From what I understand, parameters should be optimized approximately every month or 2n reviews, optimizing with a low # of reviews is more accurate than using the default parameters, and optimizing with a high # of reviews is more accurate than with a lower #.
But I’m confused on a few things: #1 How does the optimizer decide whether to fully optimize, pretrain, or keep the default parameters? #2 If the second thing I understand is the case, how much more accurate is it? #3 How many reviews are necessary to reach benchmark RMSE levels?
I’m guessing all of this varies from person to person but I’m trying to see if there’s any data or averages that might clarify this. I’m also trying to understand how the optimizer makes that decision because I haven’t been able to find any info on this in the docs. I also think in the future, it would help if this was explained on the docs if it isn’t already and I’m misinterpreting everything.
This isn’t laid out in the regular docs, but that’s mostly because the changes have been rapid, and in reality, aside from just being curious about it – you don’t need to worry about this. You’ll move very quickly through those stages, and you shouldn’t worry about which one you’re in.
The full-optimize threshold started at 1000 reviews, but then that came down to 400 reviews, and pre-train was introduced, which I think starts at 100 reviews. I should just let Expertium rattle off the correct numbers.
No individual user is guaranteed they will reach some certain ideal RMSE. It’s a measure of how well FSRS is doing matching your memory curve.
Thanks for your help. Only thing is, which is my fault for not being specific enough, is that in my 2nd question I was asking if there was any data on how fsrs becomes more accurate as the # of reviews increase.

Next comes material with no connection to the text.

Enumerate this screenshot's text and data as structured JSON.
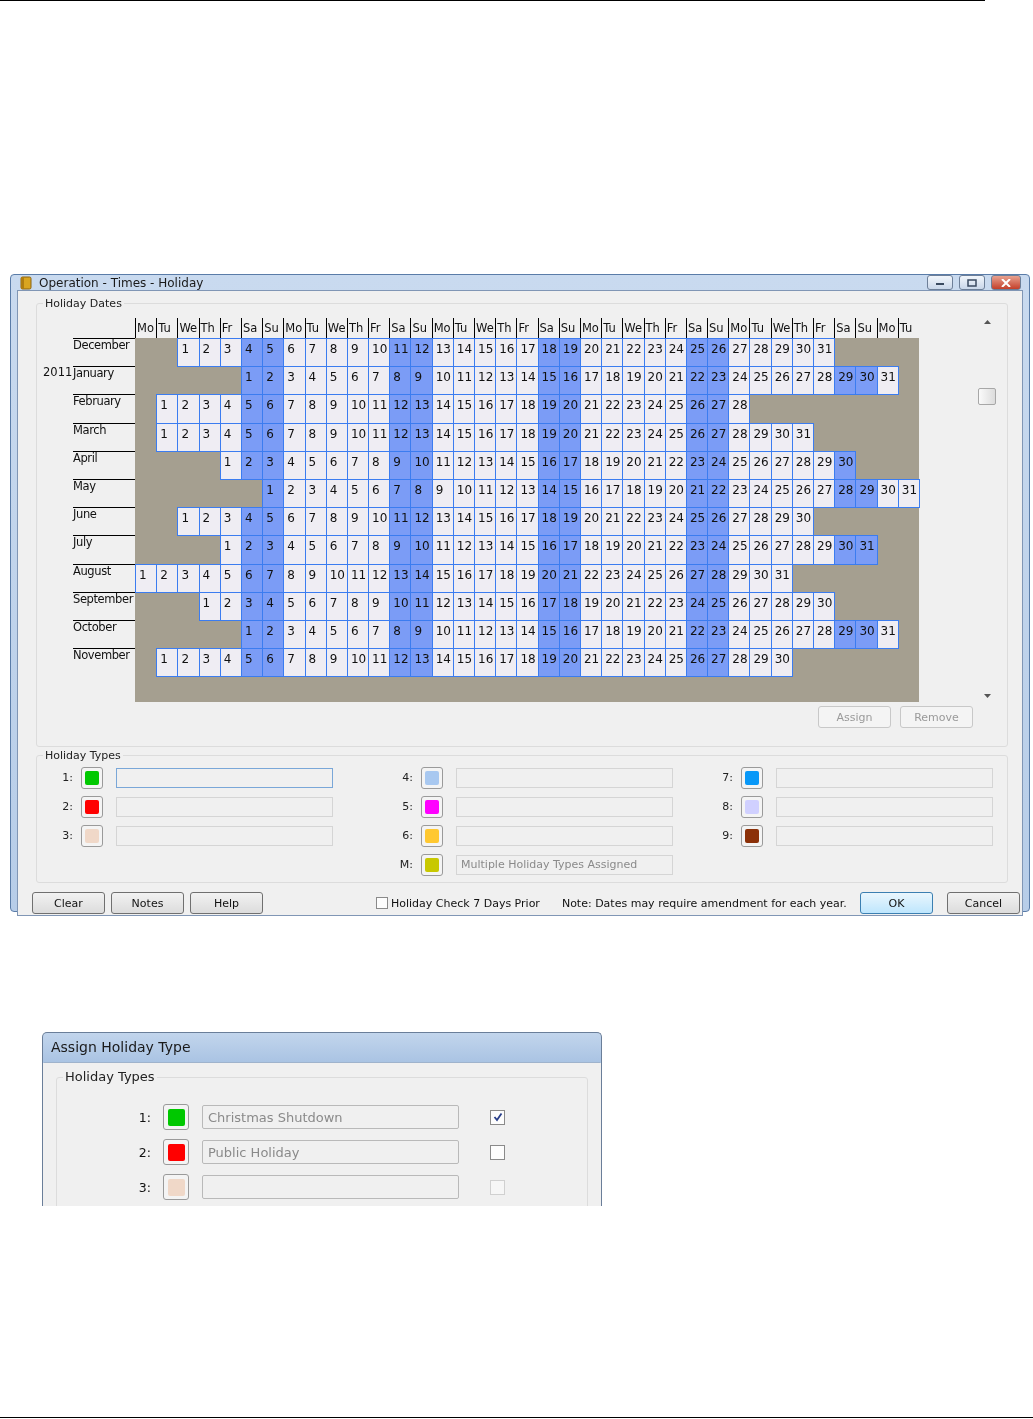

If pretraining starts at 100 reviews and full optimization starts at 400 that helps. But from what I understand from the table, the full fsrs optimization could include people who optimized at 1000 reviews, 5000, 10000, etc. If there was a way to view these specifics, that would help me even more. I’m also not just looking at how likely it is to perform better, but how much it’s actually better on average, but this is already on github for the data in the table above at least.
This is all for a science fair project specifically for improving fsrs in decks with low card or review amounts. If I knew how review # impacts accuracy and when fsrs exactly starts to optimize, it would let me know which decks need improving or not, and if so to what degree.
Oooh, a science fair! That’s an excellent question for @Expertium and @L.M.Sherlock – they will know best whether that sort of differential is already available, or if it can be teased out of the data!
This is based on data from 20k collections of Anki users. I had an image with a trendline somewhere, but can’t find it atm
EDIT: I made one for FSRS-5, on a new dataset (10k collections instead of 20k), with a trendline, and I cut the X axis off somewhat because of outliers with more than a million reviews:
RMSE is strongly correlated with the number of reviews, logloss is strongly correlated with retention. Ideally, we would like to have a metric that isn’t correlated with either, but alas.
Regarding pretrain, IIRC it starts at 8 reviews and full optimization starts at 64 reviews.